Aspen Words will welcome some of America’s leading authors — including Pulitzer Prize winners, New York Times best-sellers, and the US Poet Laureate — to the 21st Winter Words series, taking place January to April 2018. From a coming-of-age surf memoir to a new novel on the immigrant experience, their work represents distinctive voices and storytelling at its finest. If you can’t make it to Winter Words to hear them speak, you can still enjoy their writing.
William Finnegan
Literary cred: A staff writer for The New Yorker, Finnegan has reported from countries around the world on politics, race, war, organized crime, and other topics. He’s the author of five books, including a Pulitzer Prize-winning memoir, Barbarian Days: A Surfing Life.
Notable book: Barbarian Days chronicles Finnegan’s lifelong love of surfing, which began during his childhood in California and Hawaii in the 1950s and 1960s and eventually took him around the globe in search of perfect waves. The book topped President Barack Obama’s 2016 summer reading list.
On writing about surfing for non-surfers: Barbarian Days is for “the general reader, who’s usually not a surfer,” Finnegan told Outside Online. “I try to ease people into the water, keep them oriented, introduce the terms of art without dumbing things down. Give readers a stake in every surf scene, not necessarily through the action, but through the characters, or through the character of the break — every spot is different…and some are Shakespearean, worth a book in themselves.”
Christina Baker Kline
Literary cred: Kline is the author of seven novels, including Orphan Train, a No. 1 New York Times best-seller that was published in 40 countries.
Notable book: A Piece of the World, published this year, is a fictionalized portrait of Christina Olson, the real-life inspiration for artist Andrew Wyeth’s famous 1948 painting “Christina’s World.”
On her Maine roots: Kline grew up in Maine, like Christina Olson, with parents who were “sort of counterculture in the 60s and 70s,” she told The Montclair Local. Her family lived on a small island there without running water, heat, or electricity. “We lived like she did, in this primitive way that was actually pretty livable,” Kline told the paper.
Alice McDermott
Literary cred: McDermott is the author of eight novels, including Charming Billy, winner of the National Book Award, and After This, At Weddings and Wakes, and That Night, all finalists for the Pulitzer Prize.

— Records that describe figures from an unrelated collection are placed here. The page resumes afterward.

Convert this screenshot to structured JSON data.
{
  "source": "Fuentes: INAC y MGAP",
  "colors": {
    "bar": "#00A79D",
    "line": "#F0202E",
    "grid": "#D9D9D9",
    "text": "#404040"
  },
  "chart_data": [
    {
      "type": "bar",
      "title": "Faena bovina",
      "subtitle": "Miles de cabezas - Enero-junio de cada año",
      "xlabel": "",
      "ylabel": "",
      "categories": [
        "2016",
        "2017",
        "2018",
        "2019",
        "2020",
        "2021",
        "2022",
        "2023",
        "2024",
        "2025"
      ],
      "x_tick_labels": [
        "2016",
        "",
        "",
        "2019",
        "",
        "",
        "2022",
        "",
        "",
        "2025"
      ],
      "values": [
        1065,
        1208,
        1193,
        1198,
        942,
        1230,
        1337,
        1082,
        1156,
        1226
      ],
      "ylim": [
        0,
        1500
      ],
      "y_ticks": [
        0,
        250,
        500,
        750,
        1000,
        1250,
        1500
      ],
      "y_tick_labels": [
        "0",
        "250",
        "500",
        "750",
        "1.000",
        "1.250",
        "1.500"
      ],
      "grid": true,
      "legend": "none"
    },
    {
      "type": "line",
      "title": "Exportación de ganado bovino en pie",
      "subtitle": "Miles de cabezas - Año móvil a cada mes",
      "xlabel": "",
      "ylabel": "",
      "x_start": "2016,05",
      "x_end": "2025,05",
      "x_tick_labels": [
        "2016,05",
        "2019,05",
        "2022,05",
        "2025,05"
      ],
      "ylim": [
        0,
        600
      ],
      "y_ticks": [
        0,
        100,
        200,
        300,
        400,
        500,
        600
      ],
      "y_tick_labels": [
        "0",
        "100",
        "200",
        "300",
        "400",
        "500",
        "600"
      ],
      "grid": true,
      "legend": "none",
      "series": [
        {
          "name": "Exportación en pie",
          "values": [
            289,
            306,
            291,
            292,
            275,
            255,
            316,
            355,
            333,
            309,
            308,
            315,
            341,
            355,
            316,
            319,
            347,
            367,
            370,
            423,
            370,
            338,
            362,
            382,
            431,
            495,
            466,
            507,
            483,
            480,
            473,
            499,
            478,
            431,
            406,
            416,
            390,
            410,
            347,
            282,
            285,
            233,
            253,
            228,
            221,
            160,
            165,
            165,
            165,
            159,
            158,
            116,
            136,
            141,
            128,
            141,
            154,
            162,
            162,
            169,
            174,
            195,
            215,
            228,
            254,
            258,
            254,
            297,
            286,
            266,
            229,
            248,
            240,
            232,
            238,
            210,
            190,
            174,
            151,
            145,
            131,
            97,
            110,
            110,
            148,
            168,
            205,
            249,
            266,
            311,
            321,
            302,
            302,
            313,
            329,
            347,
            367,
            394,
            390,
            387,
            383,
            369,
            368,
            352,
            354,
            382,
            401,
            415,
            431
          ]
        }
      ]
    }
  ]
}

Notable book: Her latest novel, The Ninth Hour, published in 2017, is the story of an order of nuns and the people they serve in Irish-Catholic Brooklyn in the early 20th Century. The Boston Globe called the book “a tour de force.”
On nuns: In McDermott’s view, nuns have gotten a bad rap. “A lot of the stereotypes…[come] from writers looking at the nuns from 6-year-old eyes and from their childhood memories–that they were mean, they were scary, they screamed at us, that they said stupid things about not wearing patent leather shoes,” the author told The Baltimore Sun. “That childish point of view has corrupted our understanding of the good the nuns did– tremendous good–and of what an opportunity entering the convent presented for women at a certain time. The nuns weren’t all sadists. … They were ambitious women.”
Tracy K. Smith
Literary cred: Smith began her tenure as the 22nd U.S. Poet Laureate in fall 2017, and is the author of three books of poetry, including Life on Mars, which won the 2012 Pulitzer Prize.
Notable book: Her memoir, Ordinary Light, was published in 2015. Smith told Poets & Writers Magazine: “In writing this book, I was forced to speak about and into many of the silences that ran through my life: silence about race, silence about the painful features of African American history, silence about my own choice to turn away from or re-envision the religious faith I was raised in.”
Next up: Her latest collection of poems, Wade in the Water, will be released in April 2018.
Luis Alberto Urrea
Literary cred: Urrea was a Pulitzer Prize finalist for his work of nonfiction, The Devil’s Highway, and is the best-selling author of the novels The Hummingbird’s Daughter, Into the Beautiful North, and Queen of America, as well as the short story collection The Water Museum, a PEN/Faulkner Award finalist.
Notable Book: The Devil’s Highway is the true story of 26 men who tried to cross into the U.S. from Mexico. Only 12 of them survived. The Boston Globe said Urrea, who was born in Tijuana to a Mexican father and an American mother, “writes about US-Mexican border culture with a tragic and beautiful intimacy that has no equal.”
Next up: His next novel, The House of Broken Angels, will be published in March 2018.